Keeping our money in the bank comes natural to most of us, but investing does not. There are reasons why this is the case, such as perceived complexity, lack of understanding, fear of losing money etc. There are few options available currently that allow easy access and reduce complexity while at the same time allow people to get involved in the financial markets for what used to be a high cost exercise.
We often get asked:
‘I want to invest, what should I do?’
Usually, we need to assess whether you find it challenging to save money full stop. Sometimes that is the major issue, and hence at the end of the month there is simply nothing to invest. There have been few innovative approaches at helping people save, and Acorns has achieved a certain level of innovation in this arena. Acorns allows you to start saving by investing “spare change” and let’s you start building your investment account. For example, you buy a coffee that’s $3.50, Acorns’ round-up feature let’s you round that up to $4.00, by investing a small amount –$0.50 into your investment account by way of your linked checking account. A friend who never had an investment account or savings for that matter was able to save $200 within a month by just doing that. Quite impressive. Now there is a psychological effect there too, as once you see your account with at few hundred dollars, you may end up wanting to continue saving by yourself and just putting $200 or $300 in your account in one shot. That has been my experience with people that have an Acorns account.
Another set of people are those who have a full time job and a decent inflow of cash each month:
‘I save money myself and in the end of the month I have few hundred dollars I would like to invest. What should I do?’
You could still stay with Acorns and invest in their platform without using their round-up feature. Also, you may wish to consider Wealthfront and Charles Schwab. By placing your savings in their account you will be able to access diverse global investments. Schwab’s Intelligent Portfolios allow for some autonomy by allowing you to de-select certain investments. To be clear autonomy we speak about here is very limited. For example, in Schwab they will be the ones that replace certain ETFs you de-select with other ETFs that are relatively similar, but you will not be able to express views on certain sectors or have the authority to choose the new ETF.
The next group we come across are people that have invested before, but are interested in what we are doing. Usually their comments are along the lines of:
‘I already have an investment account. I own some stocks, ETFs and some mutual funds. What do you do with your money?’

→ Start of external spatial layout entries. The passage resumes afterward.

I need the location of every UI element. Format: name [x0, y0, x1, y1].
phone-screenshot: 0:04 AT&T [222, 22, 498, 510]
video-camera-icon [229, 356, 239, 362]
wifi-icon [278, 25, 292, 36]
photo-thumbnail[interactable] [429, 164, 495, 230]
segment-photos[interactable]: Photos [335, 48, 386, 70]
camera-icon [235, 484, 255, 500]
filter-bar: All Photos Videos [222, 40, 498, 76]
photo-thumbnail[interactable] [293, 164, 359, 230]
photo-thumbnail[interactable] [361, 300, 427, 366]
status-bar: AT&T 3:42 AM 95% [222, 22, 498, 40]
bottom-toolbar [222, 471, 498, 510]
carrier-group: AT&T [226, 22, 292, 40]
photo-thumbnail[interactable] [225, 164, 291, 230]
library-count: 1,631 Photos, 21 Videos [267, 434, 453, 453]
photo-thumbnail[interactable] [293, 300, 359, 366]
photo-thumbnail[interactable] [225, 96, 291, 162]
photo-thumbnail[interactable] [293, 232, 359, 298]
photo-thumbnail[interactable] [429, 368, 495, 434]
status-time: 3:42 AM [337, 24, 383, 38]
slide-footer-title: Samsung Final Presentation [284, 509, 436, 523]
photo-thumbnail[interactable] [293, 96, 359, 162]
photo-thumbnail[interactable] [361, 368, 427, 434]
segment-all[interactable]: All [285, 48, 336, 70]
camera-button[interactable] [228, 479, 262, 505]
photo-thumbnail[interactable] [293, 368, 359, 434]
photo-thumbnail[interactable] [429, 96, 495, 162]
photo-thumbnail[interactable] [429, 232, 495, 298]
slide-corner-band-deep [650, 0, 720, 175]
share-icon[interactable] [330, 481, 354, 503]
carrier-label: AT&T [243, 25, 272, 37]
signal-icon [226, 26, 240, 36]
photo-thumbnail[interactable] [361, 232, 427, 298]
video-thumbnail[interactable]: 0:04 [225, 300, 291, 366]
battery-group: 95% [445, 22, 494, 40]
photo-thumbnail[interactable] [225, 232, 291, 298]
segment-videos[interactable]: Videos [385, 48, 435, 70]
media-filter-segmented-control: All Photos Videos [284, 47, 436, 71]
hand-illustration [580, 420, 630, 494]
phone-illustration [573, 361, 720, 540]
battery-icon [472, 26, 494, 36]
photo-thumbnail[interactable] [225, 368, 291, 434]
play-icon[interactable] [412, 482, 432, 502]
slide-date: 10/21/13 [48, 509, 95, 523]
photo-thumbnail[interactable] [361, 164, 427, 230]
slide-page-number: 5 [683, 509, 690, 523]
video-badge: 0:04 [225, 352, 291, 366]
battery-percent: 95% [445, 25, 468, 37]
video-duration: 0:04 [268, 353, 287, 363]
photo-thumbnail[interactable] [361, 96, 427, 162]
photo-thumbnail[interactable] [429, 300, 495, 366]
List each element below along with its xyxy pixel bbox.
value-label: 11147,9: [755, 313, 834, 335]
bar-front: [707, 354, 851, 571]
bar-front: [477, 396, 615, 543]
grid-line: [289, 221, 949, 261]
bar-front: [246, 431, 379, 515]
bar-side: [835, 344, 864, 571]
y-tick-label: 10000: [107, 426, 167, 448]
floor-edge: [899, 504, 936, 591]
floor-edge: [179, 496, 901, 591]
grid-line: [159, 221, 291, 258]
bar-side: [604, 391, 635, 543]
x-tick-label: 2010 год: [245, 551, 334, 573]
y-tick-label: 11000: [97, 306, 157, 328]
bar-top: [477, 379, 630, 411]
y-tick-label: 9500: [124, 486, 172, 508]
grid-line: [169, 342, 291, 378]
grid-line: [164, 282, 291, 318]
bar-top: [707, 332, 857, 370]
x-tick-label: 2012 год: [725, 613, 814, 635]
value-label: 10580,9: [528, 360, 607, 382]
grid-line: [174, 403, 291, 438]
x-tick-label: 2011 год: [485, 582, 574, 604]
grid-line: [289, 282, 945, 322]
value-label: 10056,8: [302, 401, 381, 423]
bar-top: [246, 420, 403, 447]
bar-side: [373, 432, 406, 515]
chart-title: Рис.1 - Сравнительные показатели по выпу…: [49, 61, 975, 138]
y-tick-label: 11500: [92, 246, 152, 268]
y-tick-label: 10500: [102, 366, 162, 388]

These are usually people that are more sophisticated and are looking to invest less in global diverse portfolios and more into sectors and single stocks. Single stocks are not our investment of choice as we do not think we have the in-depth knowledge of each company and there may be too many idiosyncratic risks associated with them. However, in the ETF space we like to use our ETF Miner. It utilizes institutional data we get from our partners at Intrinio and First Bridge and we run them through our data processing tool to bring it to our clients in a user friendly streamlined fashion. The ETF Miner currently processes US ETF issuers (around 2,000 of them). To clarify, it only means ETFs are issued by US issuers, but they could be tracking other countries (for example iShares Mexico ETF: EWW). You might have a view and want to invest in an ETF that expresses that view, still in a diversified fashion. For example, Semiconductor ETFs may own multiple stocks of semiconductor companies, rather than putting more of your eggs in one basket and going with a particular semiconductor stock.
With the help of a personal financial advisor, you may find that the ideas noted above could be viable options for you to get involved in stock and bond investing. Depending on where you are in the world of investing, and whether you need help saving money you may want to first get started on the savings track and then proceed from there.